Effects of the peptide HP228 on nerve disorders in diabetic rats

Motor and sensory nerve conduction velocities (MNCV and SNCV) were reduced in the sciatic nerve of rats after 4 weeks of untreated streptozotocin-induced diabetes, and declined further during the following 4 weeks. Treating diabetic rats with the novel peptide HP228 had no effect on the decline of MNCV after the first 4 weeks of diabetes but attenuated the decline in SNCV. HP228 treatment also prevented any further decline in MNCV or SNCV between weeks 4 and 8 of diabetes. Consequently, at the conclusion of the study, the nerve conduction velocities (NCVs) in treated rats were significantly (both P < .001) higher than in untreated diabetic rats.
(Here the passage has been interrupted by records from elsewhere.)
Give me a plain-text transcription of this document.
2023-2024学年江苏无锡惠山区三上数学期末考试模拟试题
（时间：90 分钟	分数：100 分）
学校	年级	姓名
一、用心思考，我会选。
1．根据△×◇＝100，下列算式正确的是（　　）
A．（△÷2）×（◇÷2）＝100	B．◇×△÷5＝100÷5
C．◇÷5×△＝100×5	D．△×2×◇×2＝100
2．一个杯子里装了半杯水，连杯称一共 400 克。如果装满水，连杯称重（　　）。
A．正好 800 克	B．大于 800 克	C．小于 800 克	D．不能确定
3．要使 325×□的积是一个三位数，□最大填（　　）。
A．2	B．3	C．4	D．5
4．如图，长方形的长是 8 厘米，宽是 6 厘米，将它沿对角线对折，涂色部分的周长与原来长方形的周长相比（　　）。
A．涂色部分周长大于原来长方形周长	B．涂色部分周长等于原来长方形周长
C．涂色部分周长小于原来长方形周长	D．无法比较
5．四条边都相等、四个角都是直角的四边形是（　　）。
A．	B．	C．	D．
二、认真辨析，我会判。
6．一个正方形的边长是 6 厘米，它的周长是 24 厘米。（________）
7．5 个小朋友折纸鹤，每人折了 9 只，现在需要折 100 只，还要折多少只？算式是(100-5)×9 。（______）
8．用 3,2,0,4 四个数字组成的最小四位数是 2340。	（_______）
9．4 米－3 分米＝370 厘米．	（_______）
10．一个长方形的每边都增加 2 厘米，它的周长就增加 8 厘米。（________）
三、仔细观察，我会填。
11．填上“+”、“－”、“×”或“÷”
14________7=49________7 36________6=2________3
Reduced nerve homogenate Na+,K+-adenosine triphosphatase (ATPase) activity in diabetic rats was significantly (P < .05) increased by HP228 but remained significantly (P < .05) lower than in untreated controls. HP228 treatment also reduced nerve Na+,K+-ATPase activity of control rats compared with untreated controls (P < .05). There was no effect of HP228 on the hyperglycemia, nerve polyol accumulation, myo-inositol depletion, reduced nerve laser Doppler blood flow, thermal hypoalgesia, or reduced mean axonal caliber in diabetic rats or on any of these parameters in control rats. These data demonstrate that a novel peptide may protect against the slowing of nerve conduction in prolonged diabetes and that the mechanism of action is unrelated to aldose reductase inhibition, prevention of nerve ischemia, or axonal atrophy. HP228 may prove a potential therapeutic agent for the treatment of prolonged diabetic neuropathy.